How 'Monday Mornings' Changed My Perspective On Medicine
As TNT's Monday Mornings has its season finale tonight, it's abundantly clear that the show deserves a second season. It's the best new series on the air, sharply written and exceptionally acted. It's breathed new life into one of TV's most familiar genres. Most surprising of all, though, it's done something I never thought possible: caused me to look at the medical profession in a new light.
I have more experience with doctors than I would ever wish on anyone. My life began in a neonatal intensive care unit and then an operating room. Diagnosed with cerebral palsy, I grew up surrounded by what seemed like an entourage of medical professionals: physicians, orthopedic specialists, physical therapists, and the occasional ER attending. As a young woman, I was a huge fan of David E. Kelley's Chicago Hope, because I had come to be fascinated by this field that was such a significant part of my life.
That all changed three years ago.
Suffering from chronic knee pain believed to be caused by my disability, I consented to orthopedic surgery that was supposed to not only fix the problem, but improve my quality of life. Over one four-hour period, my surgeon broke both of my legs from hips to ankles, rotating bones and inserting several metal components. He assured me that I would be walking normally in four to six months. Three years later, I am actually worse off than I was before.
I can walk again, but not without the help of a walker or cane. I can't run or play sports anymore.

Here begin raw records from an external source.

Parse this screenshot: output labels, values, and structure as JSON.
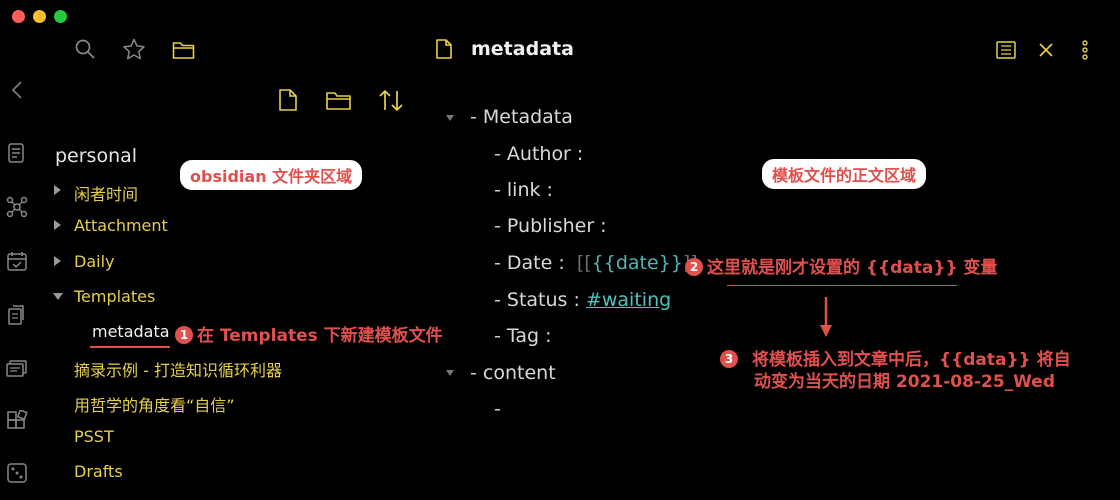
{
  "window": {
    "traffic_lights": [
      "#ff5f57",
      "#febc2e",
      "#28c840"
    ]
  },
  "accent_yellow": "#e8cf4a",
  "annotation_red": "#e0504d",
  "tab": {
    "title": "metadata"
  },
  "vault": {
    "name": "personal",
    "items": [
      {
        "label": "闲者时间",
        "expanded": false,
        "has_arrow": true
      },
      {
        "label": "Attachment",
        "expanded": false,
        "has_arrow": true
      },
      {
        "label": "Daily",
        "expanded": false,
        "has_arrow": true
      },
      {
        "label": "Templates",
        "expanded": true,
        "has_arrow": true
      },
      {
        "label": "metadata",
        "has_arrow": false,
        "active": true
      },
      {
        "label": "摘录示例 - 打造知识循环利器",
        "has_arrow": false
      },
      {
        "label": "用哲学的角度看“自信”",
        "has_arrow": false
      },
      {
        "label": "PSST",
        "has_arrow": false
      },
      {
        "label": "Drafts",
        "has_arrow": false
      }
    ]
  },
  "editor": {
    "lines": {
      "metadata": "Metadata",
      "author": "Author :",
      "link": "link :",
      "publisher": "Publisher :",
      "date_label": "Date :",
      "date_open": "[[",
      "date_template": "{{date}}",
      "date_close": "]]",
      "status_label": "Status :",
      "status_tag": "#waiting",
      "tag": "Tag :",
      "content": "content",
      "dash": "-"
    }
  },
  "annotations": {
    "folder_area": "obsidian 文件夹区域",
    "body_area": "模板文件的正文区域",
    "a1_num": "1",
    "a1_text": "在 Templates 下新建模板文件",
    "a2_num": "2",
    "a2_text": "这里就是刚才设置的 {{data}} 变量",
    "a3_num": "3",
    "a3_line1": "将模板插入到文章中后，{{data}} 将自",
    "a3_line2": "动变为当天的日期 2021-08-25_Wed"
  }
}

I've dropped twenty-five pounds of muscle. I have damaged nerves in my ankles. I still rely on ibuprofen every day for pain management. There are more than a dozen surgical scars. To say nothing of the stress that comes waking up every day not knowing what shape I'll be in. And for three years, I've sat in exam rooms with my surgeon, who has no answers for anything. His only recommendations have been more surgeries. After the second one didn't accomplish anything, I politely told him he'd had his chances to cut me open.

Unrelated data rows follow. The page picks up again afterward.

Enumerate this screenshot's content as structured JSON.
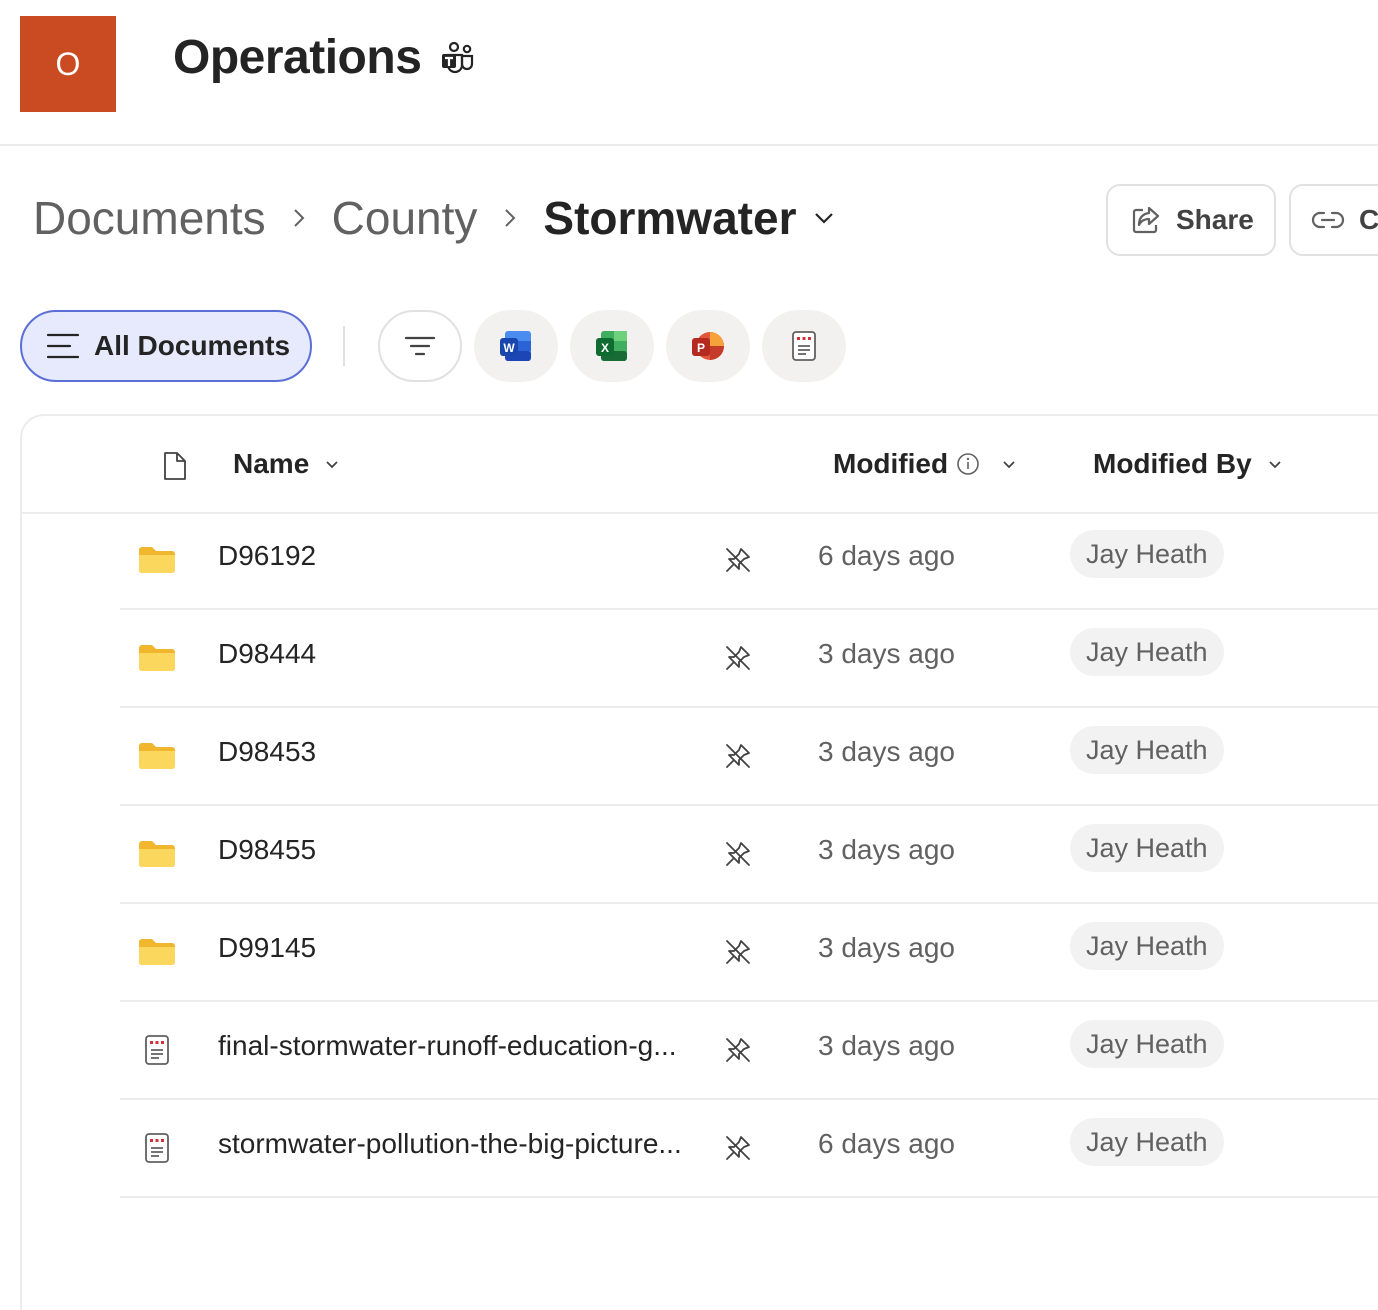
{
  "site": {
    "logo_letter": "O",
    "title": "Operations",
    "logo_color": "#ca4a22"
  },
  "breadcrumb": {
    "items": [
      "Documents",
      "County",
      "Stormwater"
    ]
  },
  "actions": {
    "share_label": "Share",
    "copy_label": "Co"
  },
  "filters": {
    "view_label": "All Documents",
    "chips": [
      "filter-icon",
      "word-icon",
      "excel-icon",
      "powerpoint-icon",
      "pdf-icon"
    ]
  },
  "list": {
    "columns": {
      "name": "Name",
      "modified": "Modified",
      "modified_by": "Modified By"
    },
    "rows": [
      {
        "type": "folder",
        "name": "D96192",
        "modified": "6 days ago",
        "modified_by": "Jay Heath"
      },
      {
        "type": "folder",
        "name": "D98444",
        "modified": "3 days ago",
        "modified_by": "Jay Heath"
      },
      {
        "type": "folder",
        "name": "D98453",
        "modified": "3 days ago",
        "modified_by": "Jay Heath"
      },
      {
        "type": "folder",
        "name": "D98455",
        "modified": "3 days ago",
        "modified_by": "Jay Heath"
      },
      {
        "type": "folder",
        "name": "D99145",
        "modified": "3 days ago",
        "modified_by": "Jay Heath"
      },
      {
        "type": "pdf",
        "name": "final-stormwater-runoff-education-g...",
        "modified": "3 days ago",
        "modified_by": "Jay Heath"
      },
      {
        "type": "pdf",
        "name": "stormwater-pollution-the-big-picture...",
        "modified": "6 days ago",
        "modified_by": "Jay Heath"
      }
    ]
  }
}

I honestly had grown to hate doctors.
When Monday Mornings came across my desk, I wasn't sure that I wanted anything to do with it. I'd had enough medical drama in my own life. But as the new series was from the creator of Chicago Hope and happened to star one of my favorite actors in Jamie Bamber, I sucked it up and signed on. Not to say that it was easy: during a visit to the set in November, I had a panic attack in the Chelsea General operating theater. I ended up standing outside, next to Dr. Sanjay Gupta himself, hoping that he didn't think less of me for being the one reporter who wasn't in the room.
But over the last nine weeks, Monday Mornings has motivated me to look past the fear and the pain that I have associated with the medical profession. The show doesn't depict its characters as heroes, but as people, all of whom have fallen at one point or another, and gotten back up again. These are people who take the punches. They are people who give a damn. They're not people you're expected to look up to, but ones that you can look in the eye. That makes all the difference.
In watching the fictional surgeons of Chelsea General and seeing what they are put through, in asking myself the questions that Dr. Harding Hooten asks of them in every Morbidity and Mortality meeting, I've come to a greater understanding of what it means to be a doctor. Not necessarily all the facts - this is still a television show, after all - but the emotions, the pressures, the moral dilemmas, the difficult decisions. I've found an empathy and even rediscovered a little bit of that long-lost admiration. I still have issues with my surgeon, but now I realize that things are probably as difficult for him as they are for me.
That's why I hope that TNT will do the right thing and renew Monday Mornings for another season. There are dozens of shows on the air that are great entertainment, but there are only a select few which achieve something greater than that. What happens in the halls of Chelsea General matters in a way medical dramas haven't mattered in years. Every week this series poses a question, provokes a reaction, creates an experience. It makes us better for having watched it. If this show can change my mind after everything I've been through, I can only smile at what it can do next.
The Monday Mornings season finale airs tonight at 10 PM ET/PT on TNT.